The global semiconductor industry is undergoing a quiet but profound realignment of power—manufacturing capacity is no longer just a metric of output, but the very currency of technological supremacy. At the heart of this shift lies an unprecedented symbiosis between NVIDIA and TSMC in China’s Taiwan: one dominates AI chip design through architectural innovation and ecosystem control; the other monopolizes advanced manufacturing via its 3nm process node. Their collaboration has transcended the traditional foundry-client relationship and evolved into a de facto co-governance of AI compute infrastructure.
In the first four months of 2026, TSMC’s revenue surged by 30% year-over-year, with April alone generating $12.6 billion—the highest monthly figure in its history. This growth is almost entirely fueled by AI-related orders, particularly NVIDIA’s Blackwell and upcoming B100 series GPUs, all fabricated on TSMC’s 3nm node using extreme ultraviolet (EUV) lithography across dozens of complex layers. Yet 3nm capacity is not infinitely scalable. Even with parallel expansions in Arizona, Japan, and China’s Taiwan, TSMC’s annual 3nm wafer output remains capped at roughly 1.2 million 12-inch equivalents. With fierce competition from AMD, Apple, and others, allocation has become a strategic act.

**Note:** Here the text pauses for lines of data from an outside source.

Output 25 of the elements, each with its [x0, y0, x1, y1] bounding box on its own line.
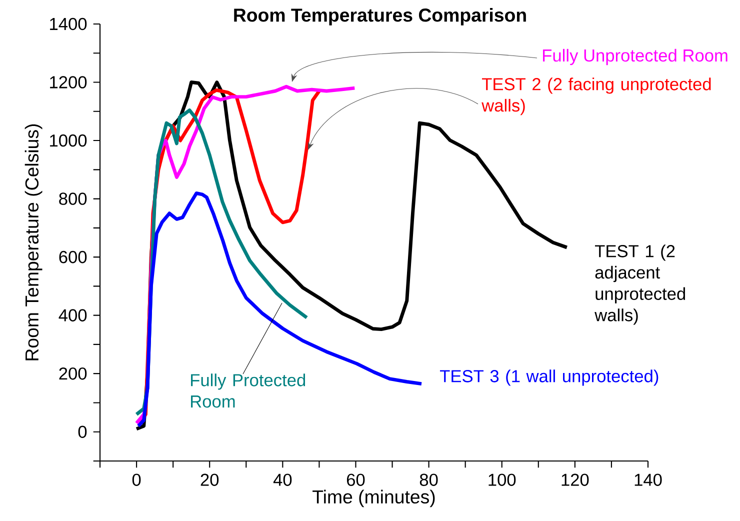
line-series — [136, 192, 424, 428]
x-tick-label: 60 — [346, 474, 365, 486]
y-tick-label: 1200 — [50, 76, 87, 88]
y-tick-label: 800 — [59, 192, 87, 205]
x-tick-label: 140 — [634, 474, 662, 486]
x-tick-label: 100 — [488, 474, 516, 486]
x-axis-title: Time (minutes) — [312, 490, 435, 508]
x-tick-label: 0 — [132, 474, 141, 486]
y-tick-label: 600 — [59, 250, 87, 264]
x-tick-label: 20 — [200, 474, 219, 486]
y-tick-label: 1000 — [50, 134, 87, 147]
text: TEST 2 (2 facing unprotected walls) — [482, 78, 711, 116]
y-tick-label: 200 — [59, 367, 87, 380]
chart-title: Room Temperatures Comparison — [234, 8, 526, 26]
text: Fully Protected Room — [191, 374, 306, 408]
x-tick-label: 120 — [562, 474, 589, 486]
series-label: TEST 1 (2 adjacent unprotected walls) — [594, 244, 686, 325]
x-tick-label: 80 — [420, 474, 438, 486]
y-tick-label: 0 — [78, 426, 87, 438]
text: Fully Unprotected Room — [543, 48, 728, 66]
y-axis-title: Room Temperature (Celsius) — [24, 124, 42, 360]
x-tick-label: 40 — [273, 474, 292, 486]
series-label: TEST 3 (1 wall unprotected) — [440, 370, 658, 386]
y-tick-label: 400 — [58, 309, 87, 322]
y-tick-label: 1400 — [50, 18, 87, 30]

NVIDIA is not passively waiting. It has secured over 40% of TSMC’s high-performance computing (HPC)-dedicated 3nm capacity for 2025–2026 through massive prepayments, multi-year exclusivity clauses, and even involvement in equipment procurement decisions. This “quasi-vertical integration” gives NVIDIA priority over even Apple—the largest single customer—whose 3nm chips for smartphones require fewer EUV layers and lower performance margins than AI accelerators.

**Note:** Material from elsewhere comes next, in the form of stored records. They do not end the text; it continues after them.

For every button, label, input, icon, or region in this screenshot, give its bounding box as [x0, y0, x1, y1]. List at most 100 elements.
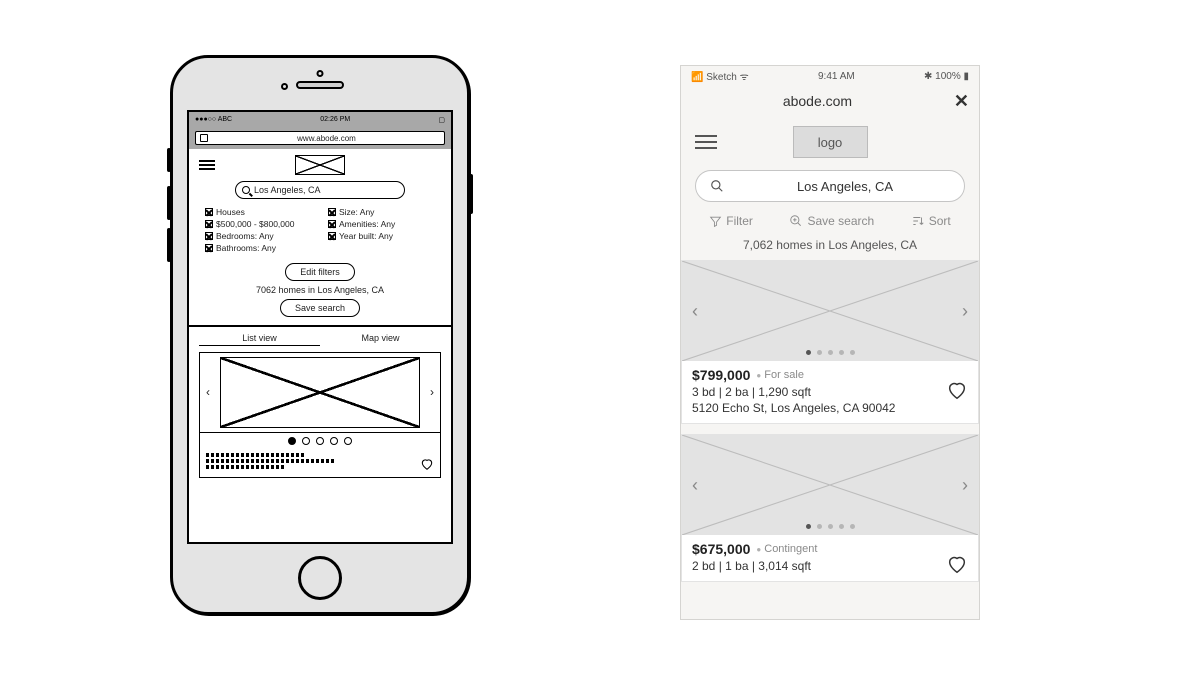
hifi-status-bar: 📶 Sketch ᯤ 9:41 AM ✱ 100% ▮ — [681, 66, 979, 86]
sort-label: Sort — [929, 214, 951, 228]
remove-filter-icon[interactable] — [205, 232, 213, 240]
logo-placeholder[interactable] — [295, 155, 345, 175]
logo-placeholder[interactable]: logo — [793, 126, 868, 158]
carousel-dot[interactable] — [817, 350, 822, 355]
remove-filter-icon[interactable] — [328, 220, 336, 228]
carousel-dot[interactable] — [817, 524, 822, 529]
carousel-dot[interactable] — [330, 437, 338, 445]
carousel-dot[interactable] — [839, 350, 844, 355]
carousel-dots[interactable] — [682, 524, 978, 529]
save-search-button[interactable]: Save search — [789, 214, 874, 228]
carrier-label: 📶 Sketch ᯤ — [691, 69, 749, 83]
hamburger-menu-icon[interactable] — [199, 158, 215, 172]
sort-icon — [911, 214, 925, 228]
close-icon[interactable]: ✕ — [954, 91, 969, 112]
filter-chip[interactable]: Amenities: Any — [328, 219, 435, 229]
filter-label: Amenities: Any — [339, 219, 395, 229]
carrier-label: ●●●○○ ABC — [195, 116, 232, 123]
remove-filter-icon[interactable] — [328, 232, 336, 240]
text-placeholder — [206, 465, 286, 469]
remove-filter-icon[interactable] — [328, 208, 336, 216]
filter-chip[interactable]: Bathrooms: Any — [205, 243, 312, 253]
clock-label: 02:26 PM — [320, 116, 350, 123]
volume-up — [167, 186, 171, 220]
listing-image-carousel[interactable]: ‹ › — [682, 435, 978, 535]
filter-chip[interactable]: Bedrooms: Any — [205, 231, 312, 241]
home-button[interactable] — [298, 556, 342, 600]
carousel-dot[interactable] — [839, 524, 844, 529]
results-count: 7062 homes in Los Angeles, CA — [199, 285, 441, 295]
results-count: 7,062 homes in Los Angeles, CA — [681, 238, 979, 252]
filter-label: Houses — [216, 207, 245, 217]
sort-button[interactable]: Sort — [911, 214, 951, 228]
favorite-heart-icon[interactable] — [420, 457, 434, 471]
carousel-dots[interactable] — [682, 350, 978, 355]
action-bar: Filter Save search Sort — [681, 214, 979, 238]
chevron-left-icon[interactable]: ‹ — [206, 385, 210, 399]
listing-info: $675,000 Contingent 2 bd | 1 ba | 3,014 … — [682, 535, 978, 581]
url-text: www.abode.com — [297, 134, 356, 143]
listing-card[interactable]: ‹ › $675,000 Contingent 2 bd | 1 ba | 3,… — [681, 434, 979, 582]
listing-card[interactable]: ‹ › $799,000 For sale 3 bd | 2 ba | 1,29… — [681, 260, 979, 424]
front-camera — [281, 83, 288, 90]
save-search-icon — [789, 214, 803, 228]
carousel-dot[interactable] — [828, 350, 833, 355]
filter-label: $500,000 - $800,000 — [216, 219, 294, 229]
save-search-label: Save search — [807, 214, 874, 228]
divider — [189, 325, 451, 327]
battery-icon: ▢ — [438, 116, 445, 124]
hifi-header: logo — [681, 116, 979, 168]
carousel-dot[interactable] — [288, 437, 296, 445]
filter-chip[interactable]: Year built: Any — [328, 231, 435, 241]
carousel-dot[interactable] — [316, 437, 324, 445]
mute-switch — [167, 148, 171, 172]
chevron-right-icon[interactable]: › — [430, 385, 434, 399]
carousel-dot[interactable] — [850, 524, 855, 529]
remove-filter-icon[interactable] — [205, 208, 213, 216]
chevron-right-icon[interactable]: › — [962, 475, 968, 496]
url-text: abode.com — [691, 93, 944, 109]
listing-card[interactable]: ‹ › — [199, 352, 441, 478]
search-value: Los Angeles, CA — [254, 185, 321, 195]
filter-icon — [709, 215, 722, 228]
chevron-left-icon[interactable]: ‹ — [692, 301, 698, 322]
favorite-heart-icon[interactable] — [946, 379, 968, 401]
favorite-heart-icon[interactable] — [946, 553, 968, 575]
carousel-dot[interactable] — [850, 350, 855, 355]
filter-chip[interactable]: $500,000 - $800,000 — [205, 219, 312, 229]
save-search-button[interactable]: Save search — [280, 299, 360, 317]
carousel-dot[interactable] — [828, 524, 833, 529]
remove-filter-icon[interactable] — [205, 220, 213, 228]
chevron-right-icon[interactable]: › — [962, 301, 968, 322]
speaker-grill — [296, 81, 344, 89]
filter-label: Bedrooms: Any — [216, 231, 274, 241]
listing-specs: 2 bd | 1 ba | 3,014 sqft — [692, 559, 968, 573]
listing-image-carousel[interactable]: ‹ › — [200, 353, 440, 433]
tab-list-view[interactable]: List view — [199, 333, 320, 346]
filter-button[interactable]: Filter — [709, 214, 753, 228]
tab-map-view[interactable]: Map view — [320, 333, 441, 346]
image-placeholder — [220, 357, 420, 428]
sketch-url-bar[interactable]: www.abode.com — [189, 127, 451, 149]
carousel-dot[interactable] — [302, 437, 310, 445]
search-input[interactable]: Los Angeles, CA — [695, 170, 965, 202]
search-input[interactable]: Los Angeles, CA — [235, 181, 405, 199]
hifi-url-bar[interactable]: abode.com ✕ — [681, 86, 979, 116]
chevron-left-icon[interactable]: ‹ — [692, 475, 698, 496]
remove-filter-icon[interactable] — [205, 244, 213, 252]
carousel-dots[interactable] — [200, 433, 440, 449]
carousel-dot[interactable] — [344, 437, 352, 445]
listing-status: For sale — [756, 369, 804, 381]
power-button — [469, 174, 473, 214]
filter-chip[interactable]: Houses — [205, 207, 312, 217]
carousel-dot[interactable] — [806, 350, 811, 355]
carousel-dot[interactable] — [806, 524, 811, 529]
edit-filters-button[interactable]: Edit filters — [285, 263, 355, 281]
listing-image-carousel[interactable]: ‹ › — [682, 261, 978, 361]
hamburger-menu-icon[interactable] — [695, 131, 717, 153]
filter-chip[interactable]: Size: Any — [328, 207, 435, 217]
text-placeholder — [206, 453, 306, 457]
listing-status: Contingent — [756, 543, 817, 555]
filter-label: Bathrooms: Any — [216, 243, 276, 253]
listing-specs: 3 bd | 2 ba | 1,290 sqft — [692, 385, 968, 399]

This allocation logic stems from dual constraints: physical limits and commercial rationality. Improving 3nm yield by just 1% costs hundreds of millions of dollars; adding a single EUV layer extends cycle time by days. TSMC cannot solve bottlenecks through capital alone—it must select partners offering both technical synergy and long-term value. NVIDIA fits perfectly: its GPU architectures fully exploit 3nm transistor density, its roadmap clearly targets 2nm and beyond, and its software stack (CUDA, AI Enterprise) ensures recurring revenue post-delivery, reducing TSMC’s counterparty risk.
Geopolitics reinforces this alliance. While the U.S. encourages TSMC’s Arizona expansion, its 3nm ramp lags Taiwan’s fabs by at least 18 months and carries a 30%+ cost premium. NVIDIA thus anchors core production in Taiwan’s most advanced lines while complying with U.S. requirements by dispersing back-end assembly and test operations to Mexico and Southeast Asia—a “concentrated fabrication, distributed packaging” strategy that balances performance leadership with supply chain resilience.

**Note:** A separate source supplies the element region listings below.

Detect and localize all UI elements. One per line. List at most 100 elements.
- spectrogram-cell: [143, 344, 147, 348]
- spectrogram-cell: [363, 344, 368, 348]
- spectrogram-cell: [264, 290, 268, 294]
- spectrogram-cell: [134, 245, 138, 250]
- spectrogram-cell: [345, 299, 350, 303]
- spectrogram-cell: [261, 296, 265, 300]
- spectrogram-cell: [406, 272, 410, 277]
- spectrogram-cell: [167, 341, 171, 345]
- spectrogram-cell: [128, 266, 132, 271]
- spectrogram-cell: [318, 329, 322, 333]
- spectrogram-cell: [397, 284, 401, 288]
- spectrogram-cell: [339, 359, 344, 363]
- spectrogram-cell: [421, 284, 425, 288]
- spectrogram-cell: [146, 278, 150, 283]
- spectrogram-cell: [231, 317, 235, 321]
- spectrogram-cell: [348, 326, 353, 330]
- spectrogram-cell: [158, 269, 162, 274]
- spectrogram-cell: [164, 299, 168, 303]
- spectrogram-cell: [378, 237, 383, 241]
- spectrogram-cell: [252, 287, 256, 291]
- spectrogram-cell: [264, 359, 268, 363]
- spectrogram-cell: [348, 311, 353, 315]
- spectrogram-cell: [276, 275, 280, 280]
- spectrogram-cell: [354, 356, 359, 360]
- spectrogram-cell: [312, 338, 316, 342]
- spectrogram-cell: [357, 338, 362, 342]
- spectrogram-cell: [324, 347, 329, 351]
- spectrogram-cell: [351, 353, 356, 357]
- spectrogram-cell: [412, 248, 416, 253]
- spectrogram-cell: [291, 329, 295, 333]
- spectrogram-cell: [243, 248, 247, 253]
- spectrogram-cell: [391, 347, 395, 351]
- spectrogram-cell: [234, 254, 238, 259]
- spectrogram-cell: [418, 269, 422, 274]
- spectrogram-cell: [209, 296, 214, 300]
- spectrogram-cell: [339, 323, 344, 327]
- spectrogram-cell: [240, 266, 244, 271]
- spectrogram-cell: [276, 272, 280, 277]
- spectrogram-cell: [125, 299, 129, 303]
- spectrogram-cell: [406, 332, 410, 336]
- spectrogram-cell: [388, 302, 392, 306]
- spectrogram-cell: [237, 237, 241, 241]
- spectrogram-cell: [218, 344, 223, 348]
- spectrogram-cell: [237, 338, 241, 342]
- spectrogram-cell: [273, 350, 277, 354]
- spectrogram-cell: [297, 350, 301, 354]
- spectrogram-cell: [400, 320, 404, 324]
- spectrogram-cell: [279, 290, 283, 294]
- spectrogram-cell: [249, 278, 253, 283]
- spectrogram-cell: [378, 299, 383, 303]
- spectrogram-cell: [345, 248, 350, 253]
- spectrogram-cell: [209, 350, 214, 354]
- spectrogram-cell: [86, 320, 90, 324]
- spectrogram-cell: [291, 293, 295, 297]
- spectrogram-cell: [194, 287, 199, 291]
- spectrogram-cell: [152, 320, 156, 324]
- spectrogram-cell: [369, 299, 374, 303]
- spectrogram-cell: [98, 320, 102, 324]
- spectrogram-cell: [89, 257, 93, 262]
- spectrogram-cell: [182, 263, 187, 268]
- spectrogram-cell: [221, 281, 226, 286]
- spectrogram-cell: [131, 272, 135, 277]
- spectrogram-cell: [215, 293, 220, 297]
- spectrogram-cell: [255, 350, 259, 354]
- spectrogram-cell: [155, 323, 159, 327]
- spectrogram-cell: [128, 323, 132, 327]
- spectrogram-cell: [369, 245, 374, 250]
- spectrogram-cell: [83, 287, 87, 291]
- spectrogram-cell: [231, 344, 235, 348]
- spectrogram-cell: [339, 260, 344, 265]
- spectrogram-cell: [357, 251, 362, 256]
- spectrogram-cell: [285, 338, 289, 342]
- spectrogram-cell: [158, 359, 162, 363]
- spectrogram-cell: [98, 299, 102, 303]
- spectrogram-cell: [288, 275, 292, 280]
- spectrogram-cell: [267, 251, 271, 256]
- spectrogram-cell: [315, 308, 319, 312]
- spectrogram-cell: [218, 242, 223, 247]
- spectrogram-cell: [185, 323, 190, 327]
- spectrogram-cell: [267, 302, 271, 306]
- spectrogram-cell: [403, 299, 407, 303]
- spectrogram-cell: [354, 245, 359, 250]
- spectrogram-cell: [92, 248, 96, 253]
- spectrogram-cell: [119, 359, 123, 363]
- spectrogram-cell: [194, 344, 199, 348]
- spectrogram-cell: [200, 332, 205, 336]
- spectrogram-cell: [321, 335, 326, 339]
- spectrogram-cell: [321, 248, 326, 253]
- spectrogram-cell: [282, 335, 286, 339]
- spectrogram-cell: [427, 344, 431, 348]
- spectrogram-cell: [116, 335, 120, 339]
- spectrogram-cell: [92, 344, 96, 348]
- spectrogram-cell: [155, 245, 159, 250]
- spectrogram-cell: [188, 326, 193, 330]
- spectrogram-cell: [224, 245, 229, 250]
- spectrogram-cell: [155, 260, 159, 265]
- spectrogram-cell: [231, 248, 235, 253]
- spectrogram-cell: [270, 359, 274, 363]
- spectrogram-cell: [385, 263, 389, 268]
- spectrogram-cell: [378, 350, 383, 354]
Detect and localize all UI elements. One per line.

NVIDIA’s market cap now exceeds $4.8 trillion, making it the world’s most valuable company. Yet its stock consistently dips after earnings releases, signaling investor anxiety about growth sustainability. Any delay in 3nm output or TSMC’s 2nm timeline could postpone NVIDIA’s next product cycle and erode its AI dominance—prompting TSMC to accelerate 2nm risk production in response. The two are locked in a high-stakes dance of mutual dependency.
I judge that over the next 18 months, marginal control over 3nm capacity will become AI’s scarcest non-technical asset. Whoever commands it wields pricing power over compute itself. The NVIDIA-TSMC co-governance model may be the optimal response to manufacturing concentration—at least until 2nm scales. But it also creates vulnerability: when the world’s AI compute hinges on two companies, is the industry drifting toward a new duopoly? And can such a structure withstand the next geopolitical shock or paradigm shift?
The answer may lie not in Silicon Valley or Hsinchu, but in the yet-unwritten yield curves of 2nm.